With 126 hotels opening this year in Asia Pacific, you could say Hilton is growing at its fastest in the region, although Ben George, APAC SVP & commercial director, concedes, not as fast as generative AI is developing.

“This whole AI vertical is growing so fast,” he told me during one of his many swings through Singapore from his base in Manila. “We are holding training sessions and we are using more and more of it at work and in our call centres. For high volume, low value work, it is brilliant – repetitive questions from customers and team members, for example.

“Forecasting – we are rolling out our enterprise forecast management and in a matter of weeks, it will be fully automated. We have 250-300 analysts in Shanghai who are very much in tune with the use of AI in forecasting and increasingly, we are hiring people straight from universities with no hotel experience.”

Hiring differently as well as deploying new tech tools are necessary at a time when Hilton is ramping up its expansion in what George, who has been with Hilton for three decades, calls “our best year in terms of hotels” as well as an intense, fast-paced recovery from the slump of Covid.

“Business is so good at the moment that it’s difficult to manage. I mean, revenues fell by 80% in 2020 and now first quarter, booking pace is up 100% year on year. That’s not surprising, given the suffering of Q1 last year.”

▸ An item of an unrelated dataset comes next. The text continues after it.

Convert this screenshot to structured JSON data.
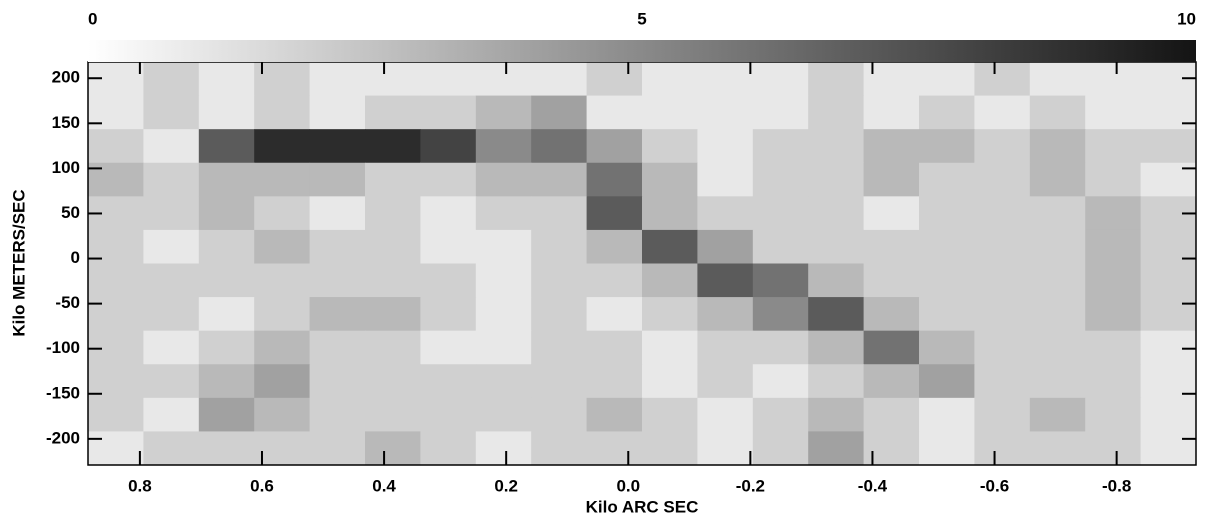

He said that China and Japan were showing the highest growth, purely because they just reopened. “Japan just fully relaxed all restrictions, it’s one of the last countries to do so. China’s extreme growth is domestic driven; we are not yet seeing the inbound/outbound rush, which is tied to airline capacity. Australia, South-east Asia, India – all are still well ahead, 20-30% ahead of 2019. The second half will get better with China coming back.”

George expects that growth will slow down. “We can’t keep growing at 100%. The mix will change. We will see leisure travel being replaced by big groups, the big conventions are returning. We don’t see any signs of a general slowdown ahead.”